Weed Management in Potato1

Peter Dittmar, Seth Byrd, Lincoln Zotarelli, Diane Rowland, and William Stall2

Weeds are a major problem in potato production in Florida and can reduce yields through direct competition for light, moisture, and nutrients, or by harboring insects and diseases that attack potatoes. Weeds can have a detrimental impact on tuber yield when compared to potatoes grown in weed-free conditions (Love et al. 1995; Nelson and Thoreson 1981). For example, Love et al. (1995) found a reduction in vine biomass, tuber biomass, and total yield in both ‘Frontier Russet’ and ‘Russet Burbank’ in weedy plots compared to weed-free plots. Weedy conditions also resulted in a greater number of small tubers and fewer U.S. No. 1 grade tubers compared to weed-free conditions (Love et al. 1995). Nelson and Thoreson (1981) found competition with weeds reduces both the average tuber size and the number of tubers. However, in both studies, there was little effect of weed competition on specific gravity (Love et al. 1995; Nelson and Thoreson 1981). Aside from impacts on the physiological formation of yield during the season, weeds present at harvest can be detrimental to yield by increasing mechanical damage to the tubers and reducing harvesting efficiency by slowing the harvesting operation, leaving un-dug tubers in the ground and/or carrying them over the conveying chain.

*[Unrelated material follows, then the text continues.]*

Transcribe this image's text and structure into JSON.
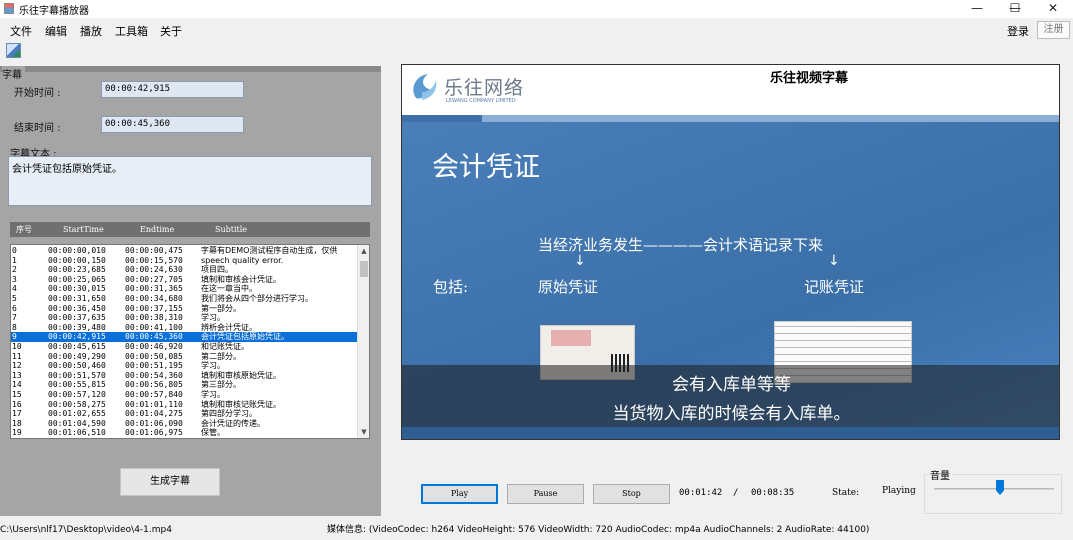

Early season competition with weeds is extremely critical; therefore, weed control measures should be emphasized during this period. Potatoes may be planted during a 7-month period in Florida. During this period, variable climatic conditions influence the diversity and severity of weed species present. Growers should plan a total weed control program that integrates chemical, mechanical, and cultural methods to fit their weed species and production practices.

One cultural method that may have an impact on weed control is row spacing. Love et al. (1995) compared the effect of two row spacings (28" and 37.8") on weed competition and found no difference in either weed and vine biomass or tuber yield. This may be related to their findings that row spacing did not greatly affect the time to canopy closure, which impacts the establishment of weeds. They also compared three within-row seed piece spacings (5.9", 9.8", and 13.8") and found a small numerical decrease in weed biomass with decreasing within-row spacing, likely because of more rapid vine elongation and a greater impact on canopy closure (Love et al. 1995).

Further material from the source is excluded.